PyData London 2023

Deploying Real-Time Machine Learning Models Using Serverless AWS
06-04, 16:30–17:10 (Europe/London), Salisbury

In this presentation, I will show how to use AWS Lambda and API Gateway to deploy real-time machine learning models developed in Python. I will use these tools to create a serverless web endpoint and serve model predictions with high availability/scalability. These tools provide a relatively simple and cost-effective solution for data scientists and machine learning engineers looking to deploy models without the hassle of managing servers and without needing to rely on third parties. I will cover potential pitfalls to be aware of, such as Lambda's cold start delays and memory limitations.
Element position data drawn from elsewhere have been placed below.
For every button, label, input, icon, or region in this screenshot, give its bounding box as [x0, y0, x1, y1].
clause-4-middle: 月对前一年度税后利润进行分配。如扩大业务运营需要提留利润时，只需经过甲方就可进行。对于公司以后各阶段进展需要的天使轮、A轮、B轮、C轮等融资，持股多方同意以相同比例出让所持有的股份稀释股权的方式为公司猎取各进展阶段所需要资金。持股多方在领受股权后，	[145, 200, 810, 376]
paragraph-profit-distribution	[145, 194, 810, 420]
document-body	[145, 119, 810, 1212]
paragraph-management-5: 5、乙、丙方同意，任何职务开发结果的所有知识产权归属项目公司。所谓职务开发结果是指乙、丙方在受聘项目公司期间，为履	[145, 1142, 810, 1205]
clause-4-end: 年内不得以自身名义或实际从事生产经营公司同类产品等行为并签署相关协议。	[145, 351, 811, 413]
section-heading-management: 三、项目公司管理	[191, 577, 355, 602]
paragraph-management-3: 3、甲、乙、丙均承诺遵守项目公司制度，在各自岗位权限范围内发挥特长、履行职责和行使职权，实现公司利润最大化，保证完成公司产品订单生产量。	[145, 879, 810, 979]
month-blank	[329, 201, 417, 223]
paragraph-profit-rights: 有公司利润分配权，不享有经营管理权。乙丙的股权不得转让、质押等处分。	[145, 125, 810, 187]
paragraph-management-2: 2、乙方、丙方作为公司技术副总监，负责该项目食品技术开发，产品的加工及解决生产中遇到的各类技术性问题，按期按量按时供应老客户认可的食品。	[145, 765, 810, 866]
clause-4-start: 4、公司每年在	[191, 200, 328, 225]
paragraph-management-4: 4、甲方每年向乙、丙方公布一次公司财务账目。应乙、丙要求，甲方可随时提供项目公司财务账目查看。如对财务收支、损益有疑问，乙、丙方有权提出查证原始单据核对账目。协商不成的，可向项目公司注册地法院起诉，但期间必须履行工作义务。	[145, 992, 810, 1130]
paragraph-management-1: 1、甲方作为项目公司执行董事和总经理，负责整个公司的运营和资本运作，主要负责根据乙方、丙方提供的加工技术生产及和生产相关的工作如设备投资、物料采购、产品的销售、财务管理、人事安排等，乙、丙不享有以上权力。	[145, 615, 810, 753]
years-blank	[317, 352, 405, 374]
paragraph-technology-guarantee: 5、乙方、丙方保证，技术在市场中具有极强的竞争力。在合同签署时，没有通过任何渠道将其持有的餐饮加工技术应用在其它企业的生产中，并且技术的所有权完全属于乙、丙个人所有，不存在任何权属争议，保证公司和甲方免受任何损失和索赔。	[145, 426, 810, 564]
Through code examples and practical tips, attendees will gain a solid understanding of how to use serverless AWS to deploy and serve their own machine learning models at scale.


This presentation aims to provide an overview of how to deploy machine learning models using serverless AWS. The target audiences are data scientists and machine learning engineers who want to deploy real-time models at scale without the hassle of managing servers.

One of the major challenges that machine learning practitioners often face is the process of deploying their models for use in production environments. This can be especially difficult for those without a background in software/backend engineering and without engineers to help. I will start by discussing model deployment in data science: Why is the last mile the most important? Why should data scientists do it themselves sometimes? What are batch and real-time models? What are examples of unavoidable real-time models?

To address the challenges, I will use AWS Lambda and API Gateway to quickly and easily serve machine learning predictions at scale. Lambda is a serverless computing platform that can automatically scale to meet the demand of incoming requests. I will show how Lambda can serve predictions from pickled models in Python (whether from scikit-learn, XGBoost or even Tensorflow). API Gateway wraps Lambda functions and provides web endpoints that can be accessed by external users or systems to actually make predictions using your model.

However, it’s important to be aware of some of the potential pitfalls and challenges when using these tools. For example, Lambda may experience delays when first starting and it also has memory limitations that can impact performance. During the presentation, I will discuss strategies for managing these potential issues and ensuring reliable performance of your deployed models. I will also compare the proposed serverless deployment architecture against more traditional deployment techniques such as using a Flask web server.

The presentation outline is the following:
* [5 min] Introduction: Batch vs real-time models, examples of real-time models, why should a data scientist do the last mile?
* [10 min] Setting up a Lambda function and configuring it to accept incoming requests and process them using your Python machine learning model pickle.
* [10 min] Using API Gateway to create an endpoint that can be accessed by internal or external users or systems to make predictions using your model.
* [10 min] Tips, best practices, and strategies around potential issues.
* [5 min] Q&A

By the end of this session, you should have a clear understanding of how to use Lambda and API Gateway to deploy your machine learning models with the help of open-source code examples that will be made available through Github.


Prior Knowledge Expected

Previous knowledge expected

Pedro Tabacof is based in Dublin and is currently a staff machine learning scientist at Intercom. Previously, he has worked at Wildlife Studios (mobile gaming), Nubank (fintech), iFood (food delivery app). He has used and deployed machine learning models for anti-fraud, credit risk, lifetime value and marketing attribution, using XGBoost or LightGBM in almost all cases. Academically, he has a master's degree in deep learning and 300+ citations.